I wondered, when watching his Edinburgh comedy award-nominated 2018 show Duffer, whether this style of delivery better suited Shah to polemical than personal comedy. But Dots persuades me he can do both. It finds the funny in Shah being very convinced about his lack of conviction, as the erstwhile ideologue questions his former zeal and the lapsed atheist casts around for new mantras to live by.
It starts conventionally, as Shah joins the chorus of comedians taking being woke to task.

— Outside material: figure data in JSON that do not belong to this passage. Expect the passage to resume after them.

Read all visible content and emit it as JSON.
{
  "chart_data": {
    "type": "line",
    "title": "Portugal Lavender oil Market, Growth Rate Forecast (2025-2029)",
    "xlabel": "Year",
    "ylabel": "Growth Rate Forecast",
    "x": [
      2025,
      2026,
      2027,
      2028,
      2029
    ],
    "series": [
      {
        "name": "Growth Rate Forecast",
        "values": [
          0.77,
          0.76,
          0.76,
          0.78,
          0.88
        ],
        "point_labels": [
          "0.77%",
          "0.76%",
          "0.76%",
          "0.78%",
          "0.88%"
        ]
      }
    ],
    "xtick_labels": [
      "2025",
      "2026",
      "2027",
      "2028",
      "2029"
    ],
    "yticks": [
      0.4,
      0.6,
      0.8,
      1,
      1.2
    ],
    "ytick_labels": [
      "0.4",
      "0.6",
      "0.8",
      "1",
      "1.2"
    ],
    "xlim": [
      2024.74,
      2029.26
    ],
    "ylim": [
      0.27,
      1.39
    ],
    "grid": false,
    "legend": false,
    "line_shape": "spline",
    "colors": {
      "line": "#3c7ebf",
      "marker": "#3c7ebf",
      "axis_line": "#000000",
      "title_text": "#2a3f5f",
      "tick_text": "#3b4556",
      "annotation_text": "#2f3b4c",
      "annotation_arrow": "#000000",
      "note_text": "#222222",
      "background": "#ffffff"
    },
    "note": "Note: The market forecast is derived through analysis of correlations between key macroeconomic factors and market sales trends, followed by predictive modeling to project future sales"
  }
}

It’s exhausting, he says, to pretend stereotypes aren’t sometime based in truth, to say “person of colour” with a straight face or to take sides in every single battle in the culture wars. We seem to have forgotten that “you can sit one out”. It’s fine to not know; not knowing, indeed, might be an end in itself.
Which brings us to religion. Dots finds (as Duffer did before it) Shah drifting towards his ancestral Hinduism. Myths are more consoling than facts and “belief helps” in his battle against depression. If that doesn’t sound like a truckload of laughs, he finds both humour and poetry in his existential angst. One joke finds ex-smoker Shah looking for the vape equivalent of his toxic personality. Another – as he trawls his parents’ experiences for a how-to-live template – pins global overpopulation on his randy dad.
There are no pat conclusions, save for the succour Shah finds in one of our era’s hoariest inspirational bromides. But there’s a real ring of truth and hard-won humour in this portrait of an overthinker marooned between youth and adulthood, materialism and faith, between distant dying suns and holes in the floor of heaven.
• At Monkey Barrel Comedy, Edinburgh, until 25 August.